Так и жила она в городе, коротая время за причесыванием своих чудесных волос, и постепенно ее щеки, некогда румяные как яблоко, поблекли. Нога ее после несчастного случая так и не поправилась, и Софи почти не могла ходить. Муж с течением времени полюбил Лондон: здесь жилось вольнее, и легче было уединиться в семейном кругу. Но он был на двадцать лет старше Софи и в последнее время тяжко хворал. В тот день, о котором идет речь, он чувствовал себя лучше обычного, и она позволила себе пойти с сыном Рэндолфом на концерт.
2
Мы вторично видим ее уже вдовой, в глубоком трауре.
Мистер Туайкот так и не оправился от болезни и лежит на тесном кладбище у южной окраины громадного города; если бы даже все мертвецы, погребенные там, внезапно ожили, среди них не нашлось бы ни одного, кто знал его или хотя бы слышал его имя. Сын почтительно проводил его до могилы и вернулся в школу.

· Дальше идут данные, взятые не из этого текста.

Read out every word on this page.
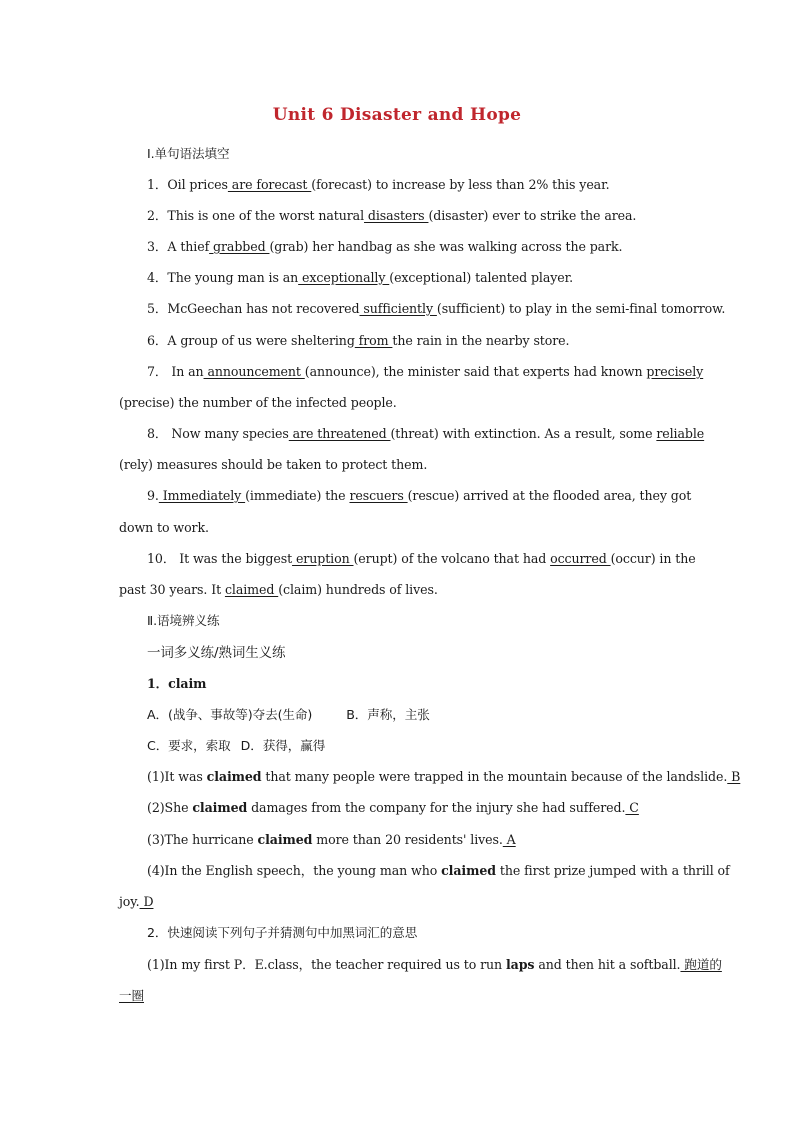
Unit 6 Disaster and Hope
Ⅰ.单句语法填空
1．Oil prices are forecast (forecast) to increase by less than 2% this year.
2．This is one of the worst natural disasters (disaster) ever to strike the area.
3．A thief grabbed (grab) her handbag as she was walking across the park.
4．The young man is an exceptionally (exceptional) talented player.
5．McGeechan has not recovered sufficiently (sufficient) to play in the semi-final tomorrow.
6．A group of us were sheltering from the rain in the nearby store.
7． In an announcement (announce), the minister said that experts had known precisely
(precise) the number of the infected people.
8． Now many species are threatened (threat) with extinction. As a result, some reliable
(rely) measures should be taken to protect them.
9. Immediately (immediate) the rescuers (rescue) arrived at the flooded area, they got
down to work.
10． It was the biggest eruption (erupt) of the volcano that had occurred (occur) in the
past 30 years. It claimed (claim) hundreds of lives.
Ⅱ.语境辨义练
一词多义练/熟词生义练
1．claim
A．(战争、事故等)夺去(生命)	B．声称，主张
C．要求，索取 D．获得，赢得
(1)It was claimed that many people were trapped in the mountain because of the landslide. B
(2)She claimed damages from the company for the injury she had suffered. C
(3)The hurricane claimed more than 20 residents' lives. A
(4)In the English speech，the young man who claimed the first prize jumped with a thrill of
joy. D
2．快速阅读下列句子并猜测句中加黑词汇的意思
(1)In my first P．E.class，the teacher required us to run laps and then hit a softball. 跑道的
一圈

Когда всё это случилось, с Софи обошлись, как с ребенком, каковым она и была, если не по возрасту, то по характеру. Она не могла распоряжаться ничем из того, что принадлежало мужу, за исключением скромного дохода, оставленного на ее личные нужды. Зная ее неопытность и опасаясь, как бы ее не обманули, викарий передал решительно всё, что мог, в руки опекунов. Окончание мальчиком колледжа, поступление в Оксфорд, посвящение в сан – все было предусмотрено и расписано так, что ей только и оставалось в жизни: есть, пить, коротать время, изобретая всё новые прически, да держать дом в порядке для сына, приезжавшего к ней на каникулы.